彼女と、彼女を取り巻く一方向の現実について5
「だから、依頼だって」
「何の依頼なのかって聞いてんのよ、私は」
優雅に紅茶をすすりながら、ミコトは「あー、だるい」と呟いた。
「あの。お忙しいのでしたら、また後日日を改めますし」
見るに見かねたのだろう。道香がフィヌに声をかけて腰を上げようとする。
「ちょっと待ってくださいお嬢さん! あなたは何も悪くないんですよ~。悪いのは、この、凶悪極悪を絵にかいたような存在のせいです」
「ほほう。言ってくれるじゃない、フィニ」
にこり、と笑みを零したミコトにフィヌは背筋がぞっとする思いだ。
だがここは、麗しい客のために男を見せねばならぬ時だろう。
フィヌは道香に歩み寄ってひざを折り、プロポーズをするようにその華奢な手をそっと取った。
「ええと。でも」
困惑する道香に、安心させるようにフィヌはにこやかにほほ笑む。
「大丈夫ですよ、道香さん。こいつはこう見えても、割と責任感はありますし、一度聞いた依頼をほっぽり出すような無能な奴じゃありません。天地天命、僕とあなたの魂にかけて誓います。この依頼をお受けいたします」
「どこぞのタラシ王子か、あんたは」
鼻先でせせら笑いながら、呆れた声を出すミコトの声ももはやフィヌの耳には入らない。
「ミコトは黙ってろ! 上司兼相棒兼、師匠の命令だ」
「あーはいはい。メンドクサイ。勝手にしてくださいませー」
女性がらみになると俄然張り切りだすエロ上司に辟易しながら、ミコトはカップの中が空になっていることに気づいた。そういえば、コーヒーもオーダーしたはずなのだが、まだ来ていない。

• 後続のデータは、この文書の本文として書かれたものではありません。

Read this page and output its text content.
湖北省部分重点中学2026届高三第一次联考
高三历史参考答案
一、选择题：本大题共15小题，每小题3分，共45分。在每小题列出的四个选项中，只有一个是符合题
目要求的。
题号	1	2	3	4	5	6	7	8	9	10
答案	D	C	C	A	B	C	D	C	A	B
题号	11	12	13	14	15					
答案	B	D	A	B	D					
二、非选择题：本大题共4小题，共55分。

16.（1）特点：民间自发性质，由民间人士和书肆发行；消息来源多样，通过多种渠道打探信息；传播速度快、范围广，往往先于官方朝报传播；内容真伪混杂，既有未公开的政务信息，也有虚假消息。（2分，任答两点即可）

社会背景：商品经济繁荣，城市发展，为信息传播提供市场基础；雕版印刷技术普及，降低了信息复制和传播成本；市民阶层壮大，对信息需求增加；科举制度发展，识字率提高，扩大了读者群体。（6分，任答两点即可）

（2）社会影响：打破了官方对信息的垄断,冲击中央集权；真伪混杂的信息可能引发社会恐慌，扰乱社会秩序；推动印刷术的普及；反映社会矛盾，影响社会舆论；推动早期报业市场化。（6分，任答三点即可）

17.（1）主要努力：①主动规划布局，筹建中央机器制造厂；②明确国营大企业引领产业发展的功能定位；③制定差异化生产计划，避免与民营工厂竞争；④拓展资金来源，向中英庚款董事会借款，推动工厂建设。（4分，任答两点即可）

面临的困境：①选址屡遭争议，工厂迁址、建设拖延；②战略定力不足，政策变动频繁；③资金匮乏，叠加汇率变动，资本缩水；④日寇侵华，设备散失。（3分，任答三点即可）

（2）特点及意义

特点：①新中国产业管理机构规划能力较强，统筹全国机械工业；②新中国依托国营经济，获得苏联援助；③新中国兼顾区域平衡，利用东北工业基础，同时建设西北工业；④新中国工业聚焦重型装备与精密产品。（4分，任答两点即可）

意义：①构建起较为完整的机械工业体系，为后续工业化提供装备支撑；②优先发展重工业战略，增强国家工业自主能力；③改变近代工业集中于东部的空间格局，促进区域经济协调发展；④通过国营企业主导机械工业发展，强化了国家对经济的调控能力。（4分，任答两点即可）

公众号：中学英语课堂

ミコトは椅子から立ち上がると、空になったティーカップをぶら下げて給湯室に引っ込んだ。珈琲の香りが部屋中に充満している。
「麗しい道香さん。あなたの憂いはこの、フィヌ・フィリーとその弟子が見事に晴らしてみせます」
「フィ・・・」
「どうぞ、フィニとお呼びください」
何の映画のワンシーンだ、と泡立つ肌が止められないことは承知なのだが、こうなった男を止めることができないのは世の常である。